KEBAT-KEBIT. Tampaknya itulah suasana hati para bankir yang pu-nya tagihan di bank yang dibre-del pemerintah. "Huru-hara" Bank Bali agaknya menunjukkan, pencairan tagihan yang dijamin pemerintah itu tak segampang yang diduga. Pernyataan Ketua Badan Penyehatan Perbankan Nasional (BPPN), Glenn Yusuf, bahwa pencairan tagihan pinjaman interbank itu begitu mudah, ternyata juga tak terbukti.
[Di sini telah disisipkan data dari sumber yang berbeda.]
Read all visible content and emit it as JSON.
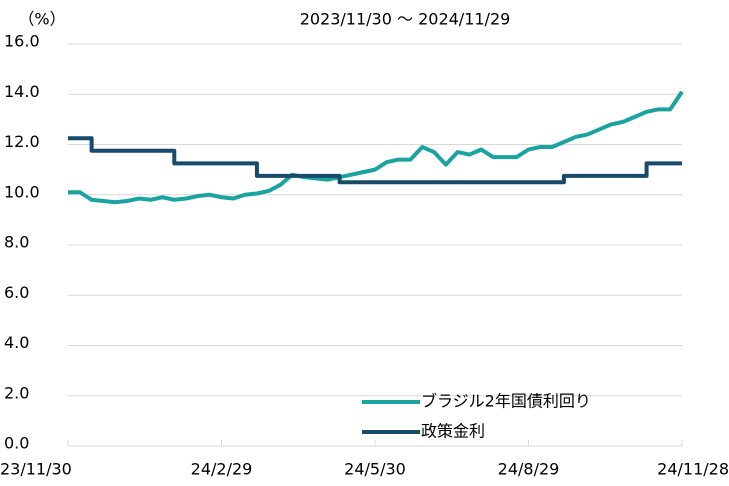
{
  "chart_data": {
    "type": "line",
    "title": "2023/11/30 ～ 2024/11/29",
    "y_unit": "（%）",
    "x": [
      "2023-11-30",
      "2023-12-07",
      "2023-12-14",
      "2023-12-21",
      "2023-12-28",
      "2024-01-04",
      "2024-01-11",
      "2024-01-18",
      "2024-01-25",
      "2024-02-01",
      "2024-02-08",
      "2024-02-15",
      "2024-02-22",
      "2024-02-29",
      "2024-03-07",
      "2024-03-14",
      "2024-03-21",
      "2024-03-28",
      "2024-04-04",
      "2024-04-11",
      "2024-04-18",
      "2024-04-25",
      "2024-05-02",
      "2024-05-09",
      "2024-05-16",
      "2024-05-23",
      "2024-05-30",
      "2024-06-06",
      "2024-06-13",
      "2024-06-20",
      "2024-06-27",
      "2024-07-04",
      "2024-07-11",
      "2024-07-18",
      "2024-07-25",
      "2024-08-01",
      "2024-08-08",
      "2024-08-15",
      "2024-08-22",
      "2024-08-29",
      "2024-09-05",
      "2024-09-12",
      "2024-09-19",
      "2024-09-26",
      "2024-10-03",
      "2024-10-10",
      "2024-10-17",
      "2024-10-24",
      "2024-10-31",
      "2024-11-07",
      "2024-11-14",
      "2024-11-21",
      "2024-11-28"
    ],
    "series": [
      {
        "name": "ブラジル2年国債利回り",
        "color": "#1aa3a0",
        "values": [
          10.1,
          10.1,
          9.8,
          9.75,
          9.7,
          9.75,
          9.85,
          9.8,
          9.9,
          9.8,
          9.85,
          9.95,
          10.0,
          9.9,
          9.85,
          10.0,
          10.05,
          10.15,
          10.4,
          10.8,
          10.7,
          10.65,
          10.6,
          10.7,
          10.8,
          10.9,
          11.0,
          11.3,
          11.4,
          11.4,
          11.9,
          11.7,
          11.2,
          11.7,
          11.6,
          11.8,
          11.5,
          11.5,
          11.5,
          11.8,
          11.9,
          11.9,
          12.1,
          12.3,
          12.4,
          12.6,
          12.8,
          12.9,
          13.1,
          13.3,
          13.4,
          13.4,
          14.1
        ]
      },
      {
        "name": "政策金利",
        "color": "#174a6b",
        "step": true,
        "values": [
          12.25,
          12.25,
          11.75,
          11.75,
          11.75,
          11.75,
          11.75,
          11.75,
          11.75,
          11.25,
          11.25,
          11.25,
          11.25,
          11.25,
          11.25,
          11.25,
          10.75,
          10.75,
          10.75,
          10.75,
          10.75,
          10.75,
          10.75,
          10.5,
          10.5,
          10.5,
          10.5,
          10.5,
          10.5,
          10.5,
          10.5,
          10.5,
          10.5,
          10.5,
          10.5,
          10.5,
          10.5,
          10.5,
          10.5,
          10.5,
          10.5,
          10.5,
          10.75,
          10.75,
          10.75,
          10.75,
          10.75,
          10.75,
          10.75,
          11.25,
          11.25,
          11.25,
          11.25
        ]
      }
    ],
    "xlim": [
      "2023-11-30",
      "2024-11-28"
    ],
    "xticks": [
      {
        "value": "2023-11-30",
        "label": "23/11/30"
      },
      {
        "value": "2024-02-29",
        "label": "24/2/29"
      },
      {
        "value": "2024-05-30",
        "label": "24/5/30"
      },
      {
        "value": "2024-08-29",
        "label": "24/8/29"
      },
      {
        "value": "2024-11-28",
        "label": "24/11/28"
      }
    ],
    "ylim": [
      0,
      16
    ],
    "yticks": [
      {
        "value": 0,
        "label": "0.0"
      },
      {
        "value": 2,
        "label": "2.0"
      },
      {
        "value": 4,
        "label": "4.0"
      },
      {
        "value": 6,
        "label": "6.0"
      },
      {
        "value": 8,
        "label": "8.0"
      },
      {
        "value": 10,
        "label": "10.0"
      },
      {
        "value": 12,
        "label": "12.0"
      },
      {
        "value": 14,
        "label": "14.0"
      },
      {
        "value": 16,
        "label": "16.0"
      }
    ],
    "grid": true
  }
}
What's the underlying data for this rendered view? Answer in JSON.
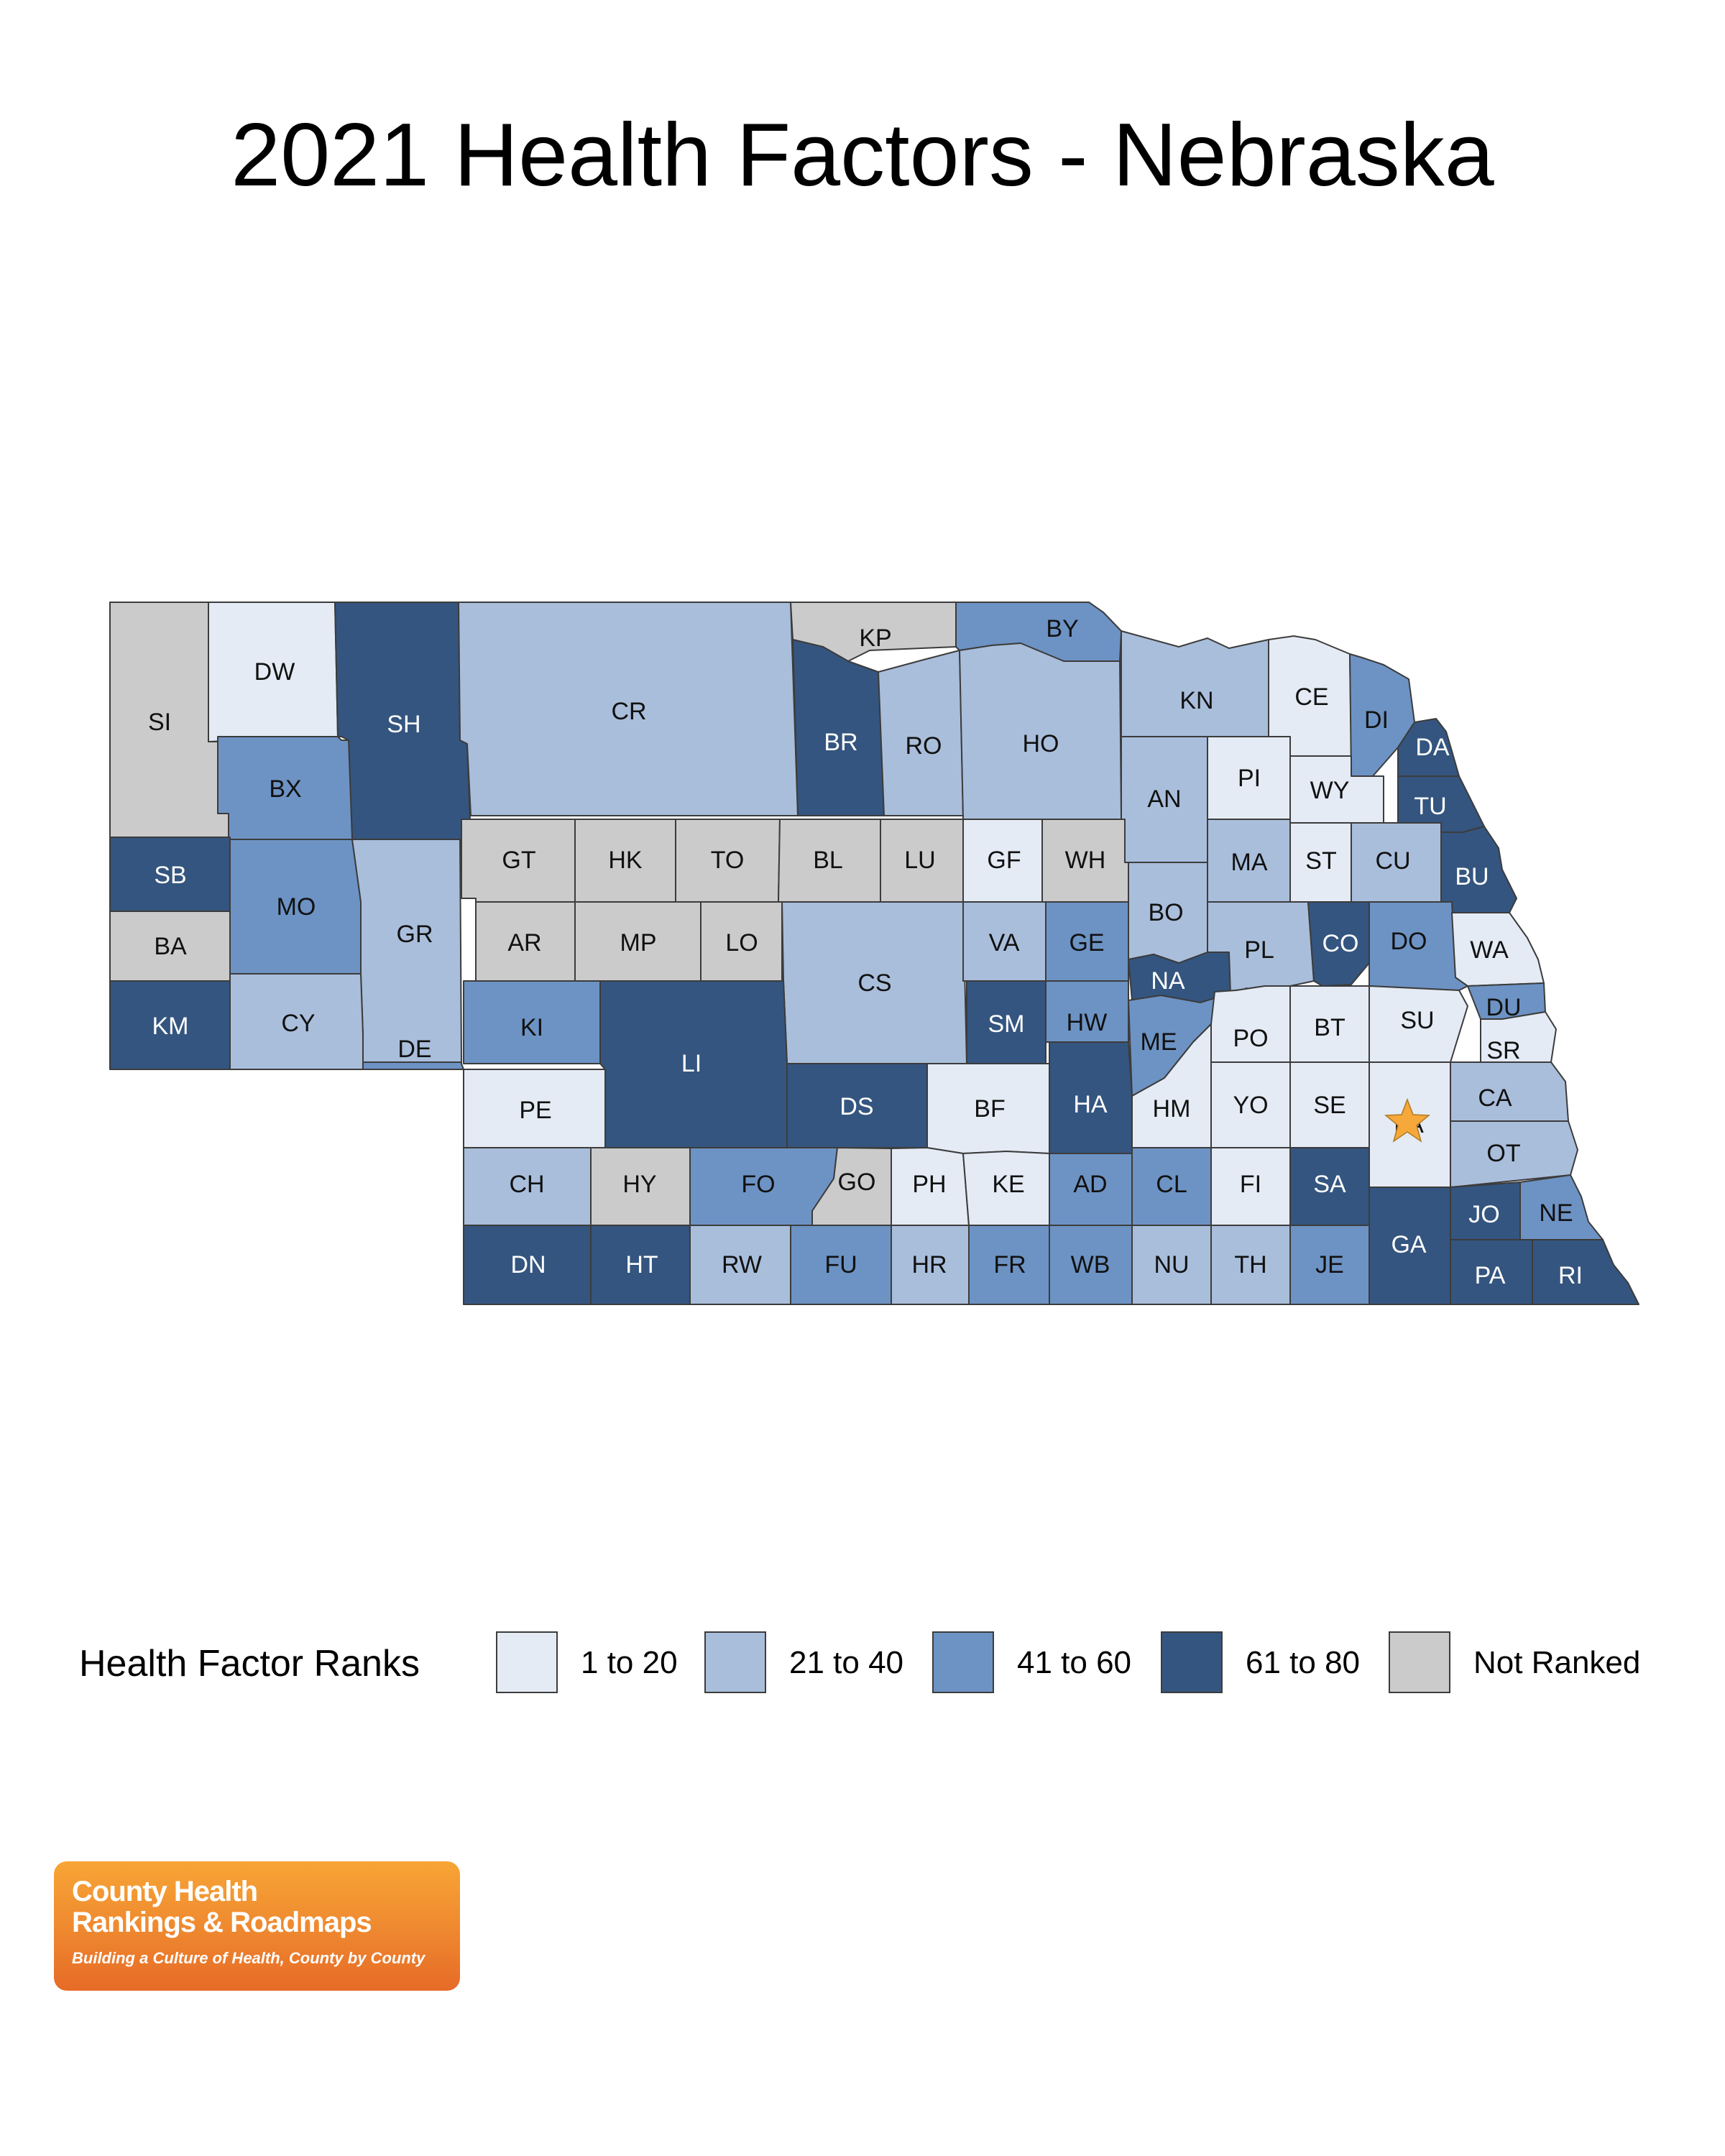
{
  "title": "2021 Health Factors - Nebraska",
  "colors": {
    "1 to 20": "#e4ebf5",
    "21 to 40": "#a9bedb",
    "41 to 60": "#6d93c4",
    "61 to 80": "#34557f",
    "Not Ranked": "#cbcbcb"
  },
  "legend": {
    "title": "Health Factor Ranks",
    "items": [
      {
        "label": "1 to 20",
        "color": "#e4ebf5"
      },
      {
        "label": "21 to 40",
        "color": "#a9bedb"
      },
      {
        "label": "41 to 60",
        "color": "#6d93c4"
      },
      {
        "label": "61 to 80",
        "color": "#34557f"
      },
      {
        "label": "Not Ranked",
        "color": "#cbcbcb"
      }
    ]
  },
  "counties": [
    {
      "code": "SI",
      "rank": "Not Ranked"
    },
    {
      "code": "DW",
      "rank": "1 to 20"
    },
    {
      "code": "SH",
      "rank": "61 to 80"
    },
    {
      "code": "CR",
      "rank": "21 to 40"
    },
    {
      "code": "KP",
      "rank": "Not Ranked"
    },
    {
      "code": "BR",
      "rank": "61 to 80"
    },
    {
      "code": "RO",
      "rank": "21 to 40"
    },
    {
      "code": "BY",
      "rank": "41 to 60"
    },
    {
      "code": "HO",
      "rank": "21 to 40"
    },
    {
      "code": "KN",
      "rank": "21 to 40"
    },
    {
      "code": "CE",
      "rank": "1 to 20"
    },
    {
      "code": "DI",
      "rank": "41 to 60"
    },
    {
      "code": "DA",
      "rank": "61 to 80"
    },
    {
      "code": "BX",
      "rank": "41 to 60"
    },
    {
      "code": "AN",
      "rank": "21 to 40"
    },
    {
      "code": "PI",
      "rank": "1 to 20"
    },
    {
      "code": "WY",
      "rank": "1 to 20"
    },
    {
      "code": "TU",
      "rank": "61 to 80"
    },
    {
      "code": "SB",
      "rank": "61 to 80"
    },
    {
      "code": "MO",
      "rank": "41 to 60"
    },
    {
      "code": "GR",
      "rank": "21 to 40"
    },
    {
      "code": "GT",
      "rank": "Not Ranked"
    },
    {
      "code": "HK",
      "rank": "Not Ranked"
    },
    {
      "code": "TO",
      "rank": "Not Ranked"
    },
    {
      "code": "BL",
      "rank": "Not Ranked"
    },
    {
      "code": "LU",
      "rank": "Not Ranked"
    },
    {
      "code": "GF",
      "rank": "1 to 20"
    },
    {
      "code": "WH",
      "rank": "Not Ranked"
    },
    {
      "code": "MA",
      "rank": "21 to 40"
    },
    {
      "code": "ST",
      "rank": "1 to 20"
    },
    {
      "code": "CU",
      "rank": "21 to 40"
    },
    {
      "code": "BU",
      "rank": "61 to 80"
    },
    {
      "code": "BA",
      "rank": "Not Ranked"
    },
    {
      "code": "AR",
      "rank": "Not Ranked"
    },
    {
      "code": "MP",
      "rank": "Not Ranked"
    },
    {
      "code": "LO",
      "rank": "Not Ranked"
    },
    {
      "code": "CS",
      "rank": "21 to 40"
    },
    {
      "code": "VA",
      "rank": "21 to 40"
    },
    {
      "code": "GE",
      "rank": "41 to 60"
    },
    {
      "code": "BO",
      "rank": "21 to 40"
    },
    {
      "code": "PL",
      "rank": "21 to 40"
    },
    {
      "code": "CO",
      "rank": "61 to 80"
    },
    {
      "code": "DO",
      "rank": "41 to 60"
    },
    {
      "code": "WA",
      "rank": "1 to 20"
    },
    {
      "code": "KM",
      "rank": "61 to 80"
    },
    {
      "code": "CY",
      "rank": "21 to 40"
    },
    {
      "code": "KI",
      "rank": "41 to 60"
    },
    {
      "code": "LI",
      "rank": "61 to 80"
    },
    {
      "code": "SM",
      "rank": "61 to 80"
    },
    {
      "code": "HW",
      "rank": "41 to 60"
    },
    {
      "code": "NA",
      "rank": "61 to 80"
    },
    {
      "code": "ME",
      "rank": "41 to 60"
    },
    {
      "code": "PO",
      "rank": "1 to 20"
    },
    {
      "code": "BT",
      "rank": "1 to 20"
    },
    {
      "code": "SU",
      "rank": "1 to 20"
    },
    {
      "code": "DU",
      "rank": "41 to 60"
    },
    {
      "code": "SR",
      "rank": "1 to 20"
    },
    {
      "code": "DE",
      "rank": "41 to 60"
    },
    {
      "code": "PE",
      "rank": "1 to 20"
    },
    {
      "code": "DS",
      "rank": "61 to 80"
    },
    {
      "code": "BF",
      "rank": "1 to 20"
    },
    {
      "code": "HA",
      "rank": "61 to 80"
    },
    {
      "code": "HM",
      "rank": "1 to 20"
    },
    {
      "code": "YO",
      "rank": "1 to 20"
    },
    {
      "code": "SE",
      "rank": "1 to 20"
    },
    {
      "code": "LA",
      "rank": "1 to 20"
    },
    {
      "code": "CA",
      "rank": "21 to 40"
    },
    {
      "code": "OT",
      "rank": "21 to 40"
    },
    {
      "code": "CH",
      "rank": "21 to 40"
    },
    {
      "code": "HY",
      "rank": "Not Ranked"
    },
    {
      "code": "FO",
      "rank": "41 to 60"
    },
    {
      "code": "GO",
      "rank": "Not Ranked"
    },
    {
      "code": "PH",
      "rank": "1 to 20"
    },
    {
      "code": "KE",
      "rank": "1 to 20"
    },
    {
      "code": "AD",
      "rank": "41 to 60"
    },
    {
      "code": "CL",
      "rank": "41 to 60"
    },
    {
      "code": "FI",
      "rank": "1 to 20"
    },
    {
      "code": "SA",
      "rank": "61 to 80"
    },
    {
      "code": "GA",
      "rank": "61 to 80"
    },
    {
      "code": "JO",
      "rank": "61 to 80"
    },
    {
      "code": "NE",
      "rank": "41 to 60"
    },
    {
      "code": "DN",
      "rank": "61 to 80"
    },
    {
      "code": "HT",
      "rank": "61 to 80"
    },
    {
      "code": "RW",
      "rank": "21 to 40"
    },
    {
      "code": "FU",
      "rank": "41 to 60"
    },
    {
      "code": "HR",
      "rank": "21 to 40"
    },
    {
      "code": "FR",
      "rank": "41 to 60"
    },
    {
      "code": "WB",
      "rank": "41 to 60"
    },
    {
      "code": "NU",
      "rank": "21 to 40"
    },
    {
      "code": "TH",
      "rank": "21 to 40"
    },
    {
      "code": "JE",
      "rank": "41 to 60"
    },
    {
      "code": "PA",
      "rank": "61 to 80"
    },
    {
      "code": "RI",
      "rank": "61 to 80"
    }
  ],
  "capital_marker": {
    "county": "LA",
    "icon": "star-icon",
    "color": "#f6a83b"
  },
  "logo": {
    "line1": "County Health",
    "line2": "Rankings & Roadmaps",
    "tagline": "Building a Culture of Health, County by County"
  }
}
Apa pasal? Tak seperti kabar beritanya, tagihan interbank (antarbank) di bank-bank yang izin operasinya dibekukan ternyata belum ada yang bisa dicairkan. Padahal, tagihan ini termasuk dalam jaminan pemerintah. Menurut data di BPPN, per 1 Juni lalu, tagihan antarbank yang macet dari lima bank peserta rekap (Lippo, Universal, Patriot, BII, Arta Media) saja sudah mencapai Rp 3,5 triliun. Jumlah itu belum termasuk tagihan Bank Bali yang sudah dicairkan awal Juni itu dan bank-bank lain yang tak ikut program injeksi modal.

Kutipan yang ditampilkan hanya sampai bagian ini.